Many churchy legalists would say that my roles as mother and wife should be the only things I spend time doing. I used to listen to that well-intentioned advice and found myself digging into depression. How can you give anything if you are empty? It didn't work for me. Other people's self-imposed rules never do.
Another balance I strive for is also a common one. When I think about what I want for my future, I begin to wonder what parts of my dreams are ego-driven and what parts are the desires of my heart that God has put there. What to surrender, and what to go for and make happen. Just because God's in control doesn't mean He wants us to sit on our backsides and wait for miracles.
I heard a woman say recently: "If you want to make God laugh, just tell Him your plans."
I sniggered at it because it's true to a point. Then I thought about how He tells us to pray for what we want and believe that it has been given to us and it will be ours (in Mark). He also tells us to bring everything to Him through prayer and petition (in Phillippians). I believe our words are powerful. I believe we often get what we speak -- good or bad.
I know. I think too much. I've been called "intense" by more than a few people. But heck, He made me that way. And I have big dreams. And I don't want to get in God's way if He has other plans.
Although patience is not one of my gifts, in an effort to maintain balance, I'm just going to try to take this life one step at a time.
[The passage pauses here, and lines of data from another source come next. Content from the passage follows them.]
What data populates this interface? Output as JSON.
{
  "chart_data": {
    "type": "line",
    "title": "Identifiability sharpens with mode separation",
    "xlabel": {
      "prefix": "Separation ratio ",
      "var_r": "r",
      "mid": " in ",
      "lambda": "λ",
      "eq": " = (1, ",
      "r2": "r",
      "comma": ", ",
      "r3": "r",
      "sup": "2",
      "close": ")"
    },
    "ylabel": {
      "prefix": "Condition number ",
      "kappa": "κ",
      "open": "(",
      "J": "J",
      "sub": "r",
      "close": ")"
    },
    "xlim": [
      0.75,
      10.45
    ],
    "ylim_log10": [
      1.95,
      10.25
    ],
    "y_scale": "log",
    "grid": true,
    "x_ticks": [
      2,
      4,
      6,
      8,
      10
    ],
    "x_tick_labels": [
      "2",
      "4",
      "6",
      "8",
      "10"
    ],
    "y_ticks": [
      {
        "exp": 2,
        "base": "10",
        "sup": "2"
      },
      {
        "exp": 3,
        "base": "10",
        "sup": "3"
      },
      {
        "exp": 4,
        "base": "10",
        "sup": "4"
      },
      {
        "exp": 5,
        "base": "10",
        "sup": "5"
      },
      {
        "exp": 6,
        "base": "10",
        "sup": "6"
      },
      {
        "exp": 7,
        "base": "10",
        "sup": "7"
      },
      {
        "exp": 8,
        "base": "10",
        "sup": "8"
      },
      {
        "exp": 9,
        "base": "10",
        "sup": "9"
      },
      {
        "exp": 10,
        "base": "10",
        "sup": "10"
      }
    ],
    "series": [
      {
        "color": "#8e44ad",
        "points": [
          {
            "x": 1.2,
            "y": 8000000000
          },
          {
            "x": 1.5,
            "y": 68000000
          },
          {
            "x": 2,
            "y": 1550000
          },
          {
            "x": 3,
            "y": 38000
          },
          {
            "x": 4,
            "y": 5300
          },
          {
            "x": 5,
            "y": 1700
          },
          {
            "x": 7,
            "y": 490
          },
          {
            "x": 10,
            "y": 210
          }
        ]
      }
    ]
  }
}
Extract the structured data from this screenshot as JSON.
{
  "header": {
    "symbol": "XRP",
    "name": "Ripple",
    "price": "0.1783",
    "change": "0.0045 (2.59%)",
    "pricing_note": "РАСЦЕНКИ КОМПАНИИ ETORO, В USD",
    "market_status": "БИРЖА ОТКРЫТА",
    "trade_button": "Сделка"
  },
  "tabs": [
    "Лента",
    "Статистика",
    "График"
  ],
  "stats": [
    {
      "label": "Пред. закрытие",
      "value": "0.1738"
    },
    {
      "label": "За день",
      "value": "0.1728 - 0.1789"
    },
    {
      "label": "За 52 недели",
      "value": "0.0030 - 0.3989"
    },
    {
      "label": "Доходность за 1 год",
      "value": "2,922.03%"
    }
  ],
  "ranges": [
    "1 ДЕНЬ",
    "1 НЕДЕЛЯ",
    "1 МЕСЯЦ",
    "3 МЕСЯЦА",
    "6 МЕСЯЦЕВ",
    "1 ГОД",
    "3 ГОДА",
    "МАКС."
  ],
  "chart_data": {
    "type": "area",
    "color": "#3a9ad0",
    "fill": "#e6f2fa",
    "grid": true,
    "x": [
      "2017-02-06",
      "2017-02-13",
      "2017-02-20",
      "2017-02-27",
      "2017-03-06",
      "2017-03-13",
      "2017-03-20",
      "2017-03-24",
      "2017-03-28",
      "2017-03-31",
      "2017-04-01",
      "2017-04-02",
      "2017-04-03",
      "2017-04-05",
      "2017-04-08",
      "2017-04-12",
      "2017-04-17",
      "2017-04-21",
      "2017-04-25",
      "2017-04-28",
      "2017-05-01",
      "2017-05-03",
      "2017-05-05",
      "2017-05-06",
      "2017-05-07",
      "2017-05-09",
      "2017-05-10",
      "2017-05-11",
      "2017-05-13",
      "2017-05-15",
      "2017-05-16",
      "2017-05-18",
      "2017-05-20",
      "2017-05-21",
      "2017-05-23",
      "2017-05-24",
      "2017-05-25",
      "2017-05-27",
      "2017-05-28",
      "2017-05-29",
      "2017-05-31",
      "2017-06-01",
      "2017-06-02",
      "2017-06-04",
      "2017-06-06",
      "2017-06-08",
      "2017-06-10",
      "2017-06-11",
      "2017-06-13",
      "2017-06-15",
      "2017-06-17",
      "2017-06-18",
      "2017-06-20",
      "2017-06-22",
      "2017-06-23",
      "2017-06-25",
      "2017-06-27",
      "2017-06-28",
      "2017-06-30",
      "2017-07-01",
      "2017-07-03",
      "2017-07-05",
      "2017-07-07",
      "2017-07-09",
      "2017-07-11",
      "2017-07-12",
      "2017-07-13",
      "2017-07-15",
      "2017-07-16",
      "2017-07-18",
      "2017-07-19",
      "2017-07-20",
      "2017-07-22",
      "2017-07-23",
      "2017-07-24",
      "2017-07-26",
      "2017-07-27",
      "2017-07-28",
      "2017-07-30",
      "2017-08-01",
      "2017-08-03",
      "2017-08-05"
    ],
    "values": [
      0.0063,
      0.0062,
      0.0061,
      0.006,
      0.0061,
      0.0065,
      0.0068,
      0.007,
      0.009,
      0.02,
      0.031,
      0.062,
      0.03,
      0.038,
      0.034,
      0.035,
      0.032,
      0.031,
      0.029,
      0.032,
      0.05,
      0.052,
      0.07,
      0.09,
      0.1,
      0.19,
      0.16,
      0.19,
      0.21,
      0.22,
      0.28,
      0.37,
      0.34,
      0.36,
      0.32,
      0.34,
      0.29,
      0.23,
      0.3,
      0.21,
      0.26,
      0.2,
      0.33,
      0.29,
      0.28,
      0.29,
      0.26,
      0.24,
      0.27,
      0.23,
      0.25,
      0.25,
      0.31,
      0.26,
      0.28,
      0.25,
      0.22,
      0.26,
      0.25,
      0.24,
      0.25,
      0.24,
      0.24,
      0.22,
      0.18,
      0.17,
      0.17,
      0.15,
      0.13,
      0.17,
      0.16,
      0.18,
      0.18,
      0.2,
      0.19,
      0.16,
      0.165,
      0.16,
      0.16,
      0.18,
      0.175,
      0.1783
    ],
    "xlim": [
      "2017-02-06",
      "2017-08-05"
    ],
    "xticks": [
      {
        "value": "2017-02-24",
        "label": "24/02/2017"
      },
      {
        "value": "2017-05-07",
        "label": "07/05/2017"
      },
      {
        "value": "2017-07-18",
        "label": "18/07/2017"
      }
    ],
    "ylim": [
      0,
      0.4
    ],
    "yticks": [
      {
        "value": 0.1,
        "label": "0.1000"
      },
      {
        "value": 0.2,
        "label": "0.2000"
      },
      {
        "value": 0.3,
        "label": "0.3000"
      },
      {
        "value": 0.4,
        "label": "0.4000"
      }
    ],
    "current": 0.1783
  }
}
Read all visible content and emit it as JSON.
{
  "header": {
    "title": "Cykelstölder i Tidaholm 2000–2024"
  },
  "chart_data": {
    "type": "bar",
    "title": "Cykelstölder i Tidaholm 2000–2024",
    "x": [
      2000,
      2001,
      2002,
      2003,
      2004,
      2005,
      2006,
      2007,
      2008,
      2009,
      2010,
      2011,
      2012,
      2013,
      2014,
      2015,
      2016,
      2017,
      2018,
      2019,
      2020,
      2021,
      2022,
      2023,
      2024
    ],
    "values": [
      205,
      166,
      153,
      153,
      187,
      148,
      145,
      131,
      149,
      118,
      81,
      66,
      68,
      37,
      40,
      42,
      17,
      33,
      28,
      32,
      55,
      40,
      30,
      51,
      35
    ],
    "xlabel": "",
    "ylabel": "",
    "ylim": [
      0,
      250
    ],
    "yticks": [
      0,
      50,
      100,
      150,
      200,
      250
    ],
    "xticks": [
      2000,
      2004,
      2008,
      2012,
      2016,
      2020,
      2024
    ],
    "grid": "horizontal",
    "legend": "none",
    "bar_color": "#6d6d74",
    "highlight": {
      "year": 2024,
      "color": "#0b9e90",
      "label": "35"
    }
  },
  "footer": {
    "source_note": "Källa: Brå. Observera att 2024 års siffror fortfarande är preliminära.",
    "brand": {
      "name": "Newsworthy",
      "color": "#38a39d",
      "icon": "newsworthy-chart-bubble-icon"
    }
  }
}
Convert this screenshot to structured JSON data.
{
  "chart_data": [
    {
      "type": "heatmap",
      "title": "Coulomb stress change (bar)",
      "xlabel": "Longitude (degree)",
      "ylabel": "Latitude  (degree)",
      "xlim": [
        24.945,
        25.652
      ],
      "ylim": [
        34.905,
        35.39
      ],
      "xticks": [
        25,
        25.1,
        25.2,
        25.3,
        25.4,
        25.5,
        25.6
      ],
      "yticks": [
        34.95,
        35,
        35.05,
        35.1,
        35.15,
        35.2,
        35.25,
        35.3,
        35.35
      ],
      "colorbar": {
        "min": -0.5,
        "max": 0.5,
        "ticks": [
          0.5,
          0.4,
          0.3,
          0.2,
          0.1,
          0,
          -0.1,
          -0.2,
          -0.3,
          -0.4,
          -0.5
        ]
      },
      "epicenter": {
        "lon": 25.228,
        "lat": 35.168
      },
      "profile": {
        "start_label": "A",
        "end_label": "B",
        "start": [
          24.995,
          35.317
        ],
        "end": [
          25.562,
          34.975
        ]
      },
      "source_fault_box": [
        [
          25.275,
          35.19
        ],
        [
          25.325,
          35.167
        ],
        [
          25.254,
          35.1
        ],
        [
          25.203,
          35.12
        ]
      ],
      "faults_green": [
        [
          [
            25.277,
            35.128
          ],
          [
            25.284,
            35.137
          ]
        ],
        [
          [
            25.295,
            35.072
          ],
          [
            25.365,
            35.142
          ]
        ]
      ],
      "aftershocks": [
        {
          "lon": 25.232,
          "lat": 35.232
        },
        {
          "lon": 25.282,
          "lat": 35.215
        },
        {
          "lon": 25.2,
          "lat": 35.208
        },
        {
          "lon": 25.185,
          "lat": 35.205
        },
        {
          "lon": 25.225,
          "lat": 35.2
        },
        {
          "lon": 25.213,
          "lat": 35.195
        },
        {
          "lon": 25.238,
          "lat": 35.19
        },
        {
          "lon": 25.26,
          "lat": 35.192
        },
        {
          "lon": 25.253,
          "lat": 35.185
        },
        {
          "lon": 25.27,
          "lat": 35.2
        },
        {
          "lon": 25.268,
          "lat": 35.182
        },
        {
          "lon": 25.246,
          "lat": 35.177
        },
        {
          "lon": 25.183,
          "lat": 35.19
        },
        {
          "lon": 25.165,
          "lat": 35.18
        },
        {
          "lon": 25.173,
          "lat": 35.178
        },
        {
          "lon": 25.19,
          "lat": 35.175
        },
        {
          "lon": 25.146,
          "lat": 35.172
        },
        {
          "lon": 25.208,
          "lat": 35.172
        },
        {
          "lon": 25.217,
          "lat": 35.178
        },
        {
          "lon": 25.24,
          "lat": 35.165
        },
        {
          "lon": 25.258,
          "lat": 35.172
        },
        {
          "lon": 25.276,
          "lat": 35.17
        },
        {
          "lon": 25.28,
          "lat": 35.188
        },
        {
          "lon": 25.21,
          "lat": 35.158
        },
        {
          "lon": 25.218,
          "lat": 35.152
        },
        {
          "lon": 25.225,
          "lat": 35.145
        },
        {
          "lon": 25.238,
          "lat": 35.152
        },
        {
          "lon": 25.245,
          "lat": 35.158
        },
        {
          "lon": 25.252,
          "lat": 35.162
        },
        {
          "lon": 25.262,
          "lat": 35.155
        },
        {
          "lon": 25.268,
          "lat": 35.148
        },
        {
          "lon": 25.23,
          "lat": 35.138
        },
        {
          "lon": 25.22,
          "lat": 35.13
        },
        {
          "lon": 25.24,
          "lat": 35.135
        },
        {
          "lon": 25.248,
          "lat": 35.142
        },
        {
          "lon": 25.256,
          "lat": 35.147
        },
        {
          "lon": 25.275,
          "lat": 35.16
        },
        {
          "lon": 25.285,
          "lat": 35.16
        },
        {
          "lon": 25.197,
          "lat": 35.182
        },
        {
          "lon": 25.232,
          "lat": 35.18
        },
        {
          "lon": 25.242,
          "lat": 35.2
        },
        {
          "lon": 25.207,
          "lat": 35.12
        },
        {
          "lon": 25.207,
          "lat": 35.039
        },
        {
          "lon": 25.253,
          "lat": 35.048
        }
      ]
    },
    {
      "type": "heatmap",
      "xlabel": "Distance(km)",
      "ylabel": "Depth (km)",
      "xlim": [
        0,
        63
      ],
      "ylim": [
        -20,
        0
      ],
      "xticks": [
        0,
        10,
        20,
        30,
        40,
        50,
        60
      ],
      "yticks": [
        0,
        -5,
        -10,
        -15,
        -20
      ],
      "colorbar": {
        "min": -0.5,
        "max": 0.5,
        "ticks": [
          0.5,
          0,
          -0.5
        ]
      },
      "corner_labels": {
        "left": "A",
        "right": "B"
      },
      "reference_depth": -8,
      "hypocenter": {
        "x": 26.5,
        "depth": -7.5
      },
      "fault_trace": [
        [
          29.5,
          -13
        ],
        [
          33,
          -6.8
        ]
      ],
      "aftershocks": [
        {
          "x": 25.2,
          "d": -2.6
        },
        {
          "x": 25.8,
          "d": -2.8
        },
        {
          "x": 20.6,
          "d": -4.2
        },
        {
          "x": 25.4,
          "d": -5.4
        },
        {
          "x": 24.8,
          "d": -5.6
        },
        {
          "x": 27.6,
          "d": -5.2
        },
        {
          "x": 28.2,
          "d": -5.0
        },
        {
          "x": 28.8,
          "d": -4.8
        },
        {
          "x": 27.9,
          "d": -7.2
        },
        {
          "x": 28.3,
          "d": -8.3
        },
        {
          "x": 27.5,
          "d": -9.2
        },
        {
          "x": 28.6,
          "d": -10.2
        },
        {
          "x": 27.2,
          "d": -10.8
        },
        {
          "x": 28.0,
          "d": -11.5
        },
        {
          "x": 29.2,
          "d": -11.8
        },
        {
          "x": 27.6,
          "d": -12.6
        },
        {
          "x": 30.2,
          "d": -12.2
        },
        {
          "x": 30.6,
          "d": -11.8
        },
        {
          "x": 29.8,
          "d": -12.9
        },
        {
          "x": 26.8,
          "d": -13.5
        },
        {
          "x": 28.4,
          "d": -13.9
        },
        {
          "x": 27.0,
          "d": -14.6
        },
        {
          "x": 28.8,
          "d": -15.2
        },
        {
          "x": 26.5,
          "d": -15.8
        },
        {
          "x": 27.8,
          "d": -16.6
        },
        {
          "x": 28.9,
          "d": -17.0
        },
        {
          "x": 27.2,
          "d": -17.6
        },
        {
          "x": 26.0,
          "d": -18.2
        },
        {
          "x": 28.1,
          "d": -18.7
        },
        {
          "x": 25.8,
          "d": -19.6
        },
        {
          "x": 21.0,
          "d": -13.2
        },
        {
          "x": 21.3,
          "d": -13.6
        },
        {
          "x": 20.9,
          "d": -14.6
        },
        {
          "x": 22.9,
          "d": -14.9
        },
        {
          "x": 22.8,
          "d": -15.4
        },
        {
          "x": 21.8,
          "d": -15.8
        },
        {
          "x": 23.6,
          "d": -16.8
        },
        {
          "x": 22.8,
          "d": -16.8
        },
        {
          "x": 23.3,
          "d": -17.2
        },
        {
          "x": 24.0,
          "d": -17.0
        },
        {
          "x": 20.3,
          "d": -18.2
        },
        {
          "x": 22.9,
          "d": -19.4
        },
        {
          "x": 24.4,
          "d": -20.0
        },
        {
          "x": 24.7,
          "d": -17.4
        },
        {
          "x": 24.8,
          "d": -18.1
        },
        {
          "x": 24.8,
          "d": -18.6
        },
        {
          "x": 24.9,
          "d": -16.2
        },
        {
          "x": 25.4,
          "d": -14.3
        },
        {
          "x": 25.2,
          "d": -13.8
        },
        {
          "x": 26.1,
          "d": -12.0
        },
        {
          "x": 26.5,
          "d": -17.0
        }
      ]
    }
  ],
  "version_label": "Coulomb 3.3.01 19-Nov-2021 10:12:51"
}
And hey, today is fabulous!
Tuesday, January 27, 2009
Monday, January 12, 2009
Expecting is attempting or wishing to control. It often ends with disappointment.
Expectation leads to judgment.
Hoping is putting your wish out there. Hope is a prayer. A release. A recognition that you are not in control.
Hope leads to acceptance.
Saturday, January 10, 2009
I only learned what a spiritual director is a few months ago. He or she is a person who listens and helps you discern what God is doing in your life and prays with you accordingly.
I have considered becoming a spiritual director myself. Either that or a life coach. I've read dozens of books on the subjects. I'm sure I could considered myself qualified for the job, since I have been studying the subject of life coaching for years.
A life coach is a person who helps you to get "unstuck" in your life. She helps you to figure out your potential and your goals, and then helps you to get on the path toward them.
I feel like that is my gift. I love to encourage people. It is my passion. To help women discover their potential and live their biggest, most authentic lives.
I also have an interest in creative expression. I believe that an outpouring of our own creativity can tell us so much about ourselves. In the appropriate circumstance, I would employ creative expression with a coaching client to help her tap into her gifts and longings and fears. It works. I've done it. In fact, I do it.
My practice is called Soul Arts. So what would I call myself? A Creative, Spiritual Life Coach?
Well, whatever you want to call me, I'm taking appointments! If you feel like you need encouragement or if you feel "stuck" in your life, give me a call.
Friday, January 2, 2009
This year I'm going to make a change that is worth the effort! This year I resolve to spend every Friday possible making art in my studio.
That's right, today was the first Friday of the new year; and it was heavenly!
I encourage you to do something similar. Make a promise to yourself to do something especially for you. Do something weekly that fills you up. It is not a selfish thing. It is only when you are full that you have something to give.